ヘアスタイルの歴史、ヨーロッパのメンズ!フラ・ガルガリオ イタリア 1720-30年

1700年初めのころのデカいヅラと一緒には背のたっか~~いトリコルノ。

もちろんド派手なふち飾りをつけてね!

鳥の羽も金糸もなんでもあり!

それからヅラが小さくなるとともにやっぱりトリコルノも小さくなっちゃった。

ヘアスタイルの歴史、ヨーロッパのメンズ!フラ・ガルガリオ「ジェントルマンの肖像」1730年

ちなみに近代まで帽子なし君は、露出狂くらいの衝撃でした。

つまりカツラなしでは家の中で人前に出ず、帽子なしでは家の外に出なかったってこと。

フランス革命前後!髪も庶民的に・・

1715年~74年はルイ15世時代。

この人ナント5歳で王様に!

ブルボン朝最後の王様ルイ16世(在位1775年~92年)のおじいちゃんだよ!

 

この人のなが~~い治世の間に、だんだんヘアスタイルもごく小さく自然な感じに・・

ヘアスタイルの歴史、ヨーロッパのメンズ!レイノルズ ロベルト・オルメの肖像 1756年 ロンドンナショナルギャラリー

最後にはたったひと房の巻き毛だけになっちゃった。

ちなみにこの絵はスタンリー・キューブリック監督の映画「バリー・リンドン」の衣装デザインのヒントに使われました。

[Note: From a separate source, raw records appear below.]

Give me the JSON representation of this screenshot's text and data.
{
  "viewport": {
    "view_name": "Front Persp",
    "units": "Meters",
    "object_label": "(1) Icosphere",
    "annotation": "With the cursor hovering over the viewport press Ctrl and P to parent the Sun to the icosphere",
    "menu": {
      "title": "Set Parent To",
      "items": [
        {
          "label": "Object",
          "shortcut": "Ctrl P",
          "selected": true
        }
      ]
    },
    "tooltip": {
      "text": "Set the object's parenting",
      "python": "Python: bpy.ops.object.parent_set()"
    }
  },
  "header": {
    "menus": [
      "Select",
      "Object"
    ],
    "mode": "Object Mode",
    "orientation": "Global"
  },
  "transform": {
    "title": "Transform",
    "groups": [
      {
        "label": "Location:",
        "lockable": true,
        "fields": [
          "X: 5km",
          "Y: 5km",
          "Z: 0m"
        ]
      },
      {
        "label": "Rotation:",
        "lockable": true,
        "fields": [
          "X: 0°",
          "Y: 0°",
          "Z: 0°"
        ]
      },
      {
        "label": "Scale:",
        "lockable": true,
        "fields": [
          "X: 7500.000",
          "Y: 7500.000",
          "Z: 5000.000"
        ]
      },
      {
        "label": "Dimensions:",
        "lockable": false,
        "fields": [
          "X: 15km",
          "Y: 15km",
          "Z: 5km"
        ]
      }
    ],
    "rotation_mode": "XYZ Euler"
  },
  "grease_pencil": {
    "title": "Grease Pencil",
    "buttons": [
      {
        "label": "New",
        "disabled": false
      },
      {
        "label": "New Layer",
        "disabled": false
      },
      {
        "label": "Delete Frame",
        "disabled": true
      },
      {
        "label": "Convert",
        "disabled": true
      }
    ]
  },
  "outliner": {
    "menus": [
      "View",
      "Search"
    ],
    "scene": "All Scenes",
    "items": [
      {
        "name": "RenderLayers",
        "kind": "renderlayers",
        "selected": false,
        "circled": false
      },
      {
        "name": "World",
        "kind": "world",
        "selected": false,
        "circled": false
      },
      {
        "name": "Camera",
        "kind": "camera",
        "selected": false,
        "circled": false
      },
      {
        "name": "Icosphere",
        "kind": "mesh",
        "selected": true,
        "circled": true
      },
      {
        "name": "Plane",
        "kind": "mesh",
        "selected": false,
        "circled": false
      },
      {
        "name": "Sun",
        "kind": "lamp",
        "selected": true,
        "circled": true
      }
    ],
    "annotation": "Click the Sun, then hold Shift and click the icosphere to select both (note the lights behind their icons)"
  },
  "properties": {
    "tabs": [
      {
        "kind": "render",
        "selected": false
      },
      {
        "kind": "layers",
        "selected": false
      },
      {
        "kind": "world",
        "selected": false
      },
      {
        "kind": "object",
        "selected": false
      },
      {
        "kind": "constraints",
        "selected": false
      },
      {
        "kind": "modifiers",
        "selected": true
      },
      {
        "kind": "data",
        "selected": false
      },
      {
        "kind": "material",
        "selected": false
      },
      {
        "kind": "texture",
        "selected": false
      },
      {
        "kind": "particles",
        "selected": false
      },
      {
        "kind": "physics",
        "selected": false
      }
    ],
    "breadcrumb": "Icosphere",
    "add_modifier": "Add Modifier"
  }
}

衣装デザイナーのミレーナ・カノネーロが教えてくれました^^

 

フランス革命では、

「自然体が新しいの庶民派vs.人工的で古臭い王国貴族派」

になって、それ以後はずっと自然体な人体賛美のギリシャ風がもてはやされちゃいます。

まとめ

1700年代女子は盛りヘアとか巨大パニエスカートで有名ですが、

男子も凝りに凝った人工的なスタイルが流行っていました。